Türk ilköğretim okulları Bulgar okullarıyla birleştirildikten sonra haftada 4 saat Türkçe okutulan derslere karma ailelerin (anne-babalardan birisi Türk birisi Müslüman/Pomak/) çocukları okul müdürlerince öteki öğrencilerin gözleri önünde sınıftan (dersten) çıkarılıyor ve bunların Türkçe ders görmeleri yasaklanıyordu. Anne-babalar da çocukları da bu acı gerçeği çok ağır yaşıyorlardı. Karma ailelerden olmayan Türk çocuklarının anne-babalarını ise okul müdürleri ve başka görevliler zorlayarak “Çocuğumun Türkçe ders görmesini istemiyorum” içerikli dilekçeler imzalattılar, Türk öğrencilerde de zorunlu ders olmadığı için Türkçe derslerine ilgi azalmaya başladı. Çok geçmedi Türk çocuklarına da Türkçe dersler okul haftalık ders programından çıkarıldı . Sadece Kırcaali bölgesinde göstermelik için birkaç okulda program dışı haftada dört saat okutuluyordu, bundan da vazgeçildi ve Türkçe derslerine Bulgaristan çapında son verilmiş oldu. Böylece Türk çocukları, ana dilinden cahil, Türk kültür geleneklerinden de yoksun bırakıldı.
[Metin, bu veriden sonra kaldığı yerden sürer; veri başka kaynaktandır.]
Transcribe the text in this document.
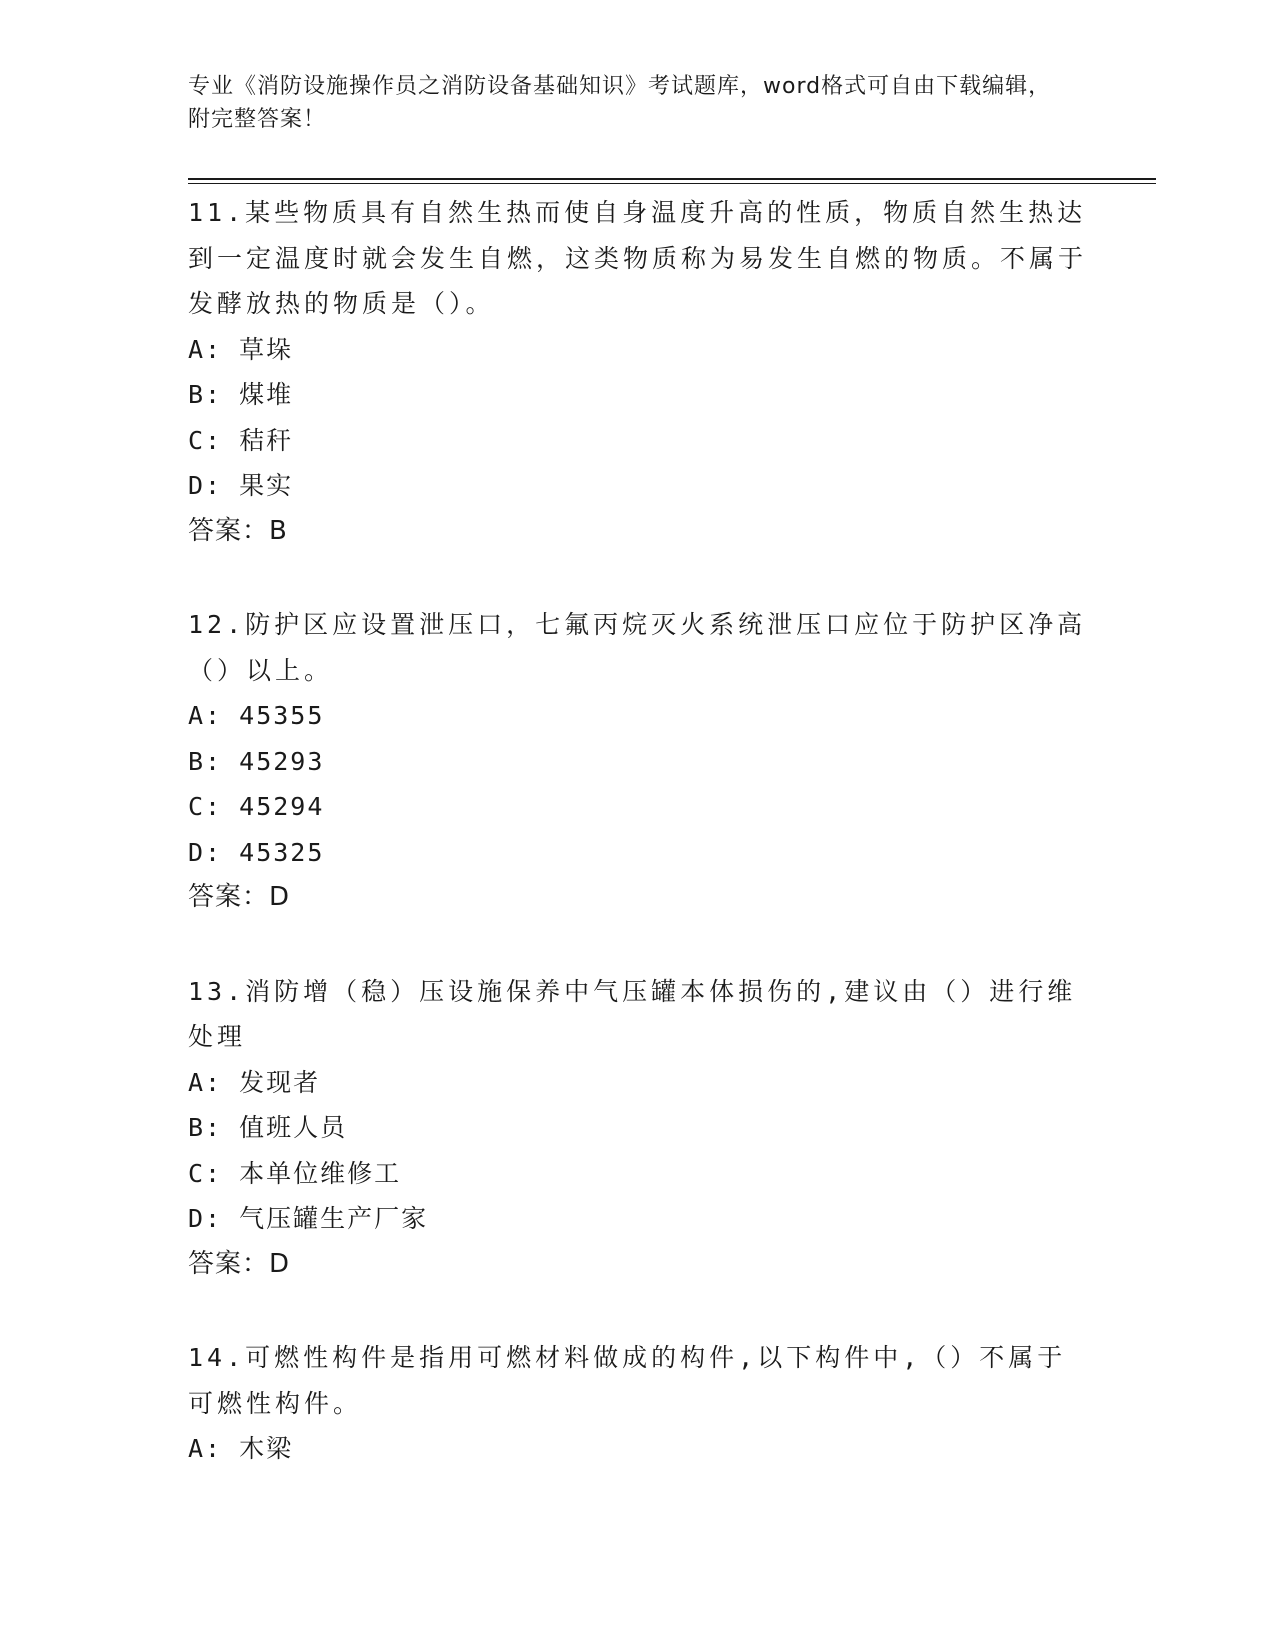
专业《消防设施操作员之消防设备基础知识》考试题库，word格式可自由下载编辑，附完整答案！

11.某些物质具有自然生热而使自身温度升高的性质，物质自然生热达到一定温度时就会发生自燃，这类物质称为易发生自燃的物质。不属于发酵放热的物质是（）。

A: 草垛

B: 煤堆

C: 秸秆

D: 果实

答案：B

12.防护区应设置泄压口，七氟丙烷灭火系统泄压口应位于防护区净高（）以上。

A: 45355

B: 45293

C: 45294

D: 45325

答案：D

13.消防增（稳）压设施保养中气压罐本体损伤的,建议由（）进行维处理

A: 发现者

B: 值班人员

C: 本单位维修工

D: 气压罐生产厂家

答案：D

14.可燃性构件是指用可燃材料做成的构件,以下构件中,（）不属于可燃性构件。

A: 木梁
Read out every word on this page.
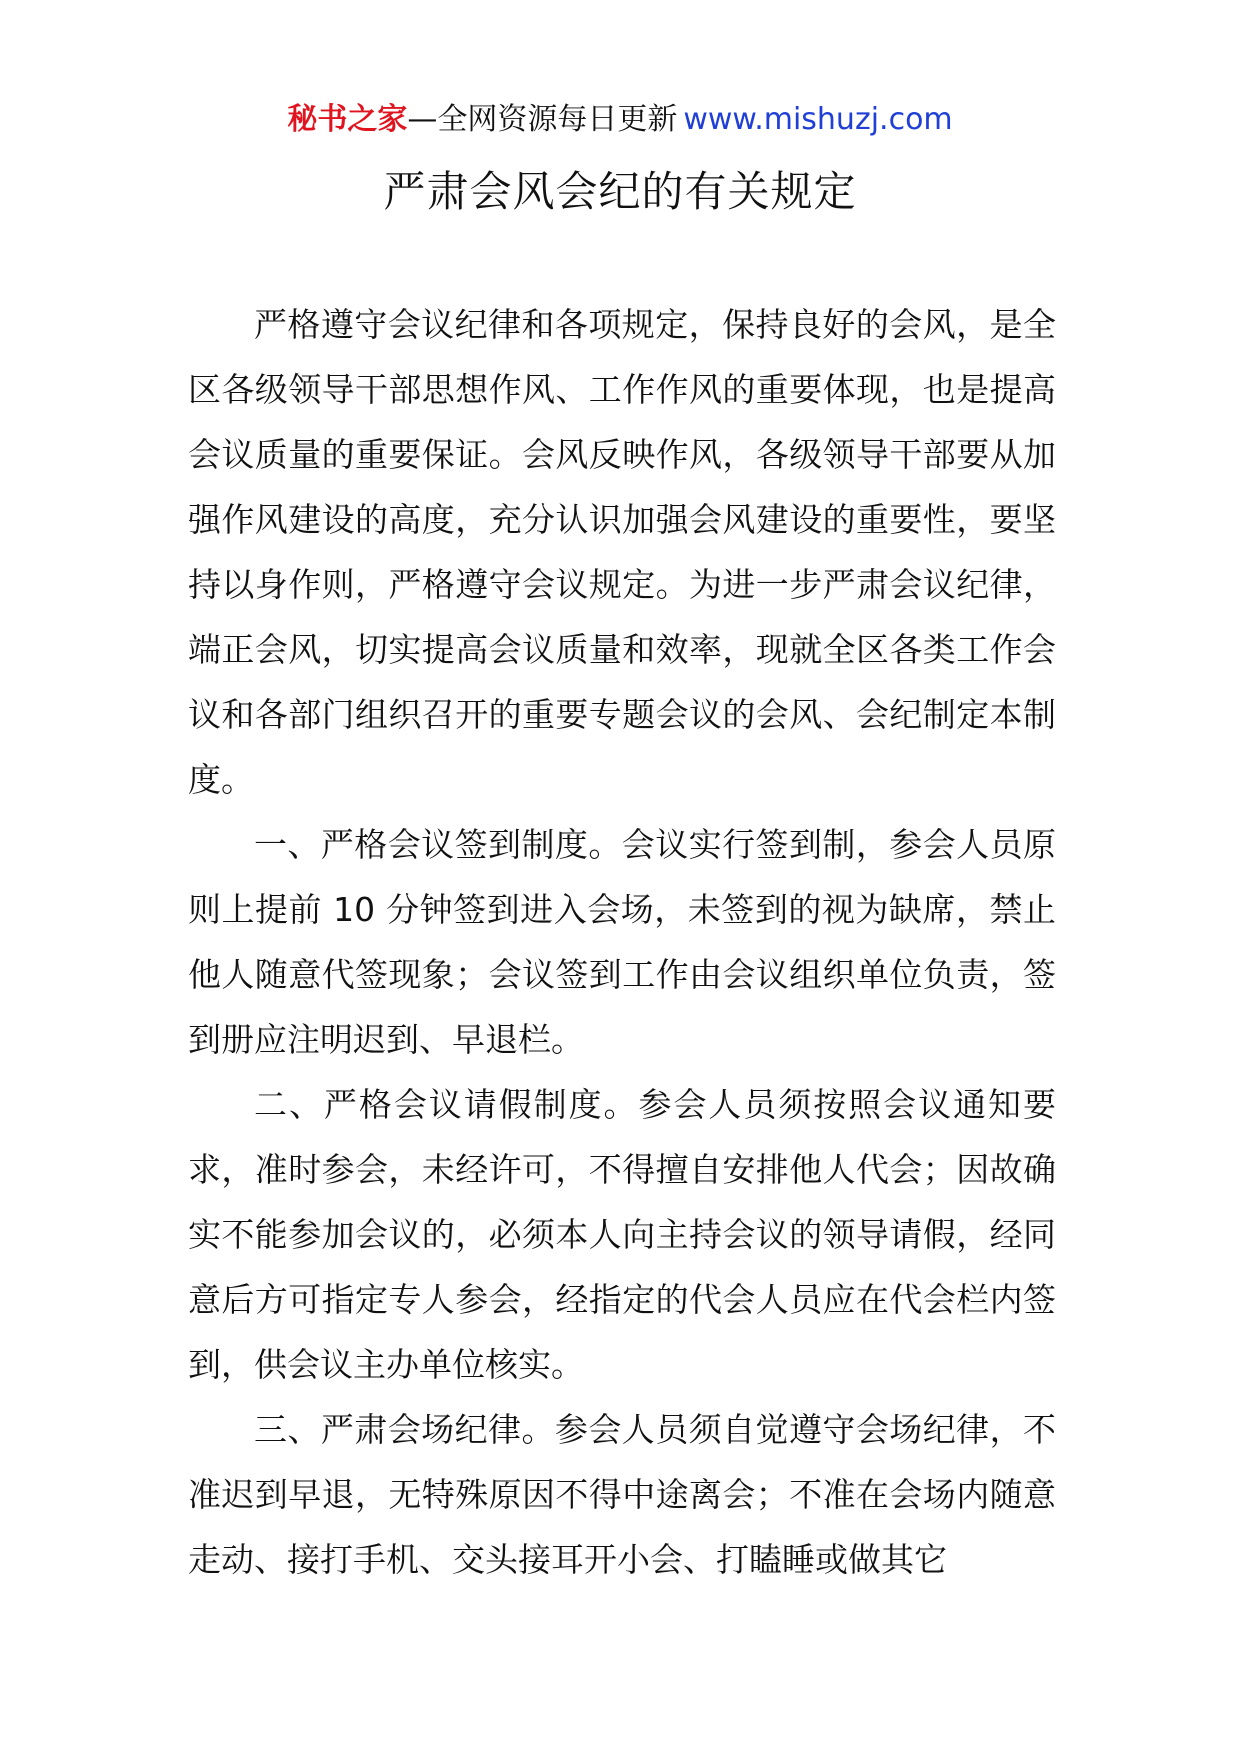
秘书之家—全网资源每日更新 www.mishuzj.com
严肃会风会纪的有关规定

严格遵守会议纪律和各项规定，保持良好的会风，是全区各级领导干部思想作风、工作作风的重要体现，也是提高会议质量的重要保证。会风反映作风，各级领导干部要从加强作风建设的高度，充分认识加强会风建设的重要性，要坚持以身作则，严格遵守会议规定。为进一步严肃会议纪律，端正会风，切实提高会议质量和效率，现就全区各类工作会议和各部门组织召开的重要专题会议的会风、会纪制定本制度。

一、严格会议签到制度。会议实行签到制，参会人员原则上提前 10 分钟签到进入会场，未签到的视为缺席，禁止他人随意代签现象；会议签到工作由会议组织单位负责，签到册应注明迟到、早退栏。

二、严格会议请假制度。参会人员须按照会议通知要求，准时参会，未经许可，不得擅自安排他人代会；因故确实不能参加会议的，必须本人向主持会议的领导请假，经同意后方可指定专人参会，经指定的代会人员应在代会栏内签到，供会议主办单位核实。

三、严肃会场纪律。参会人员须自觉遵守会场纪律，不准迟到早退，无特殊原因不得中途离会；不准在会场内随意走动、接打手机、交头接耳开小会、打瞌睡或做其它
Türk okullarının kapatılması, Türkçe derslere son verilmesiyle Türkçe öğretmenlerine de ihtiyaç kalmadı. Sofya Üniversitesi ve Bakü Üniversiteleri mezunlarından da büyük bir çoğunluğu branşlarında ve mesleklerinde çalışma mutluluğuna kavuşamadı. Öğretmenlik yapmak için eğitim görmüş Türk aydınlarının tarımda, inşaat işlerinde, yol ve baraj yapımında, fabrikada, maden ocaklarında birer işçi olarak çalıştırılması Bulgar totaliter rejim yöneticilerine zevk veriyordu.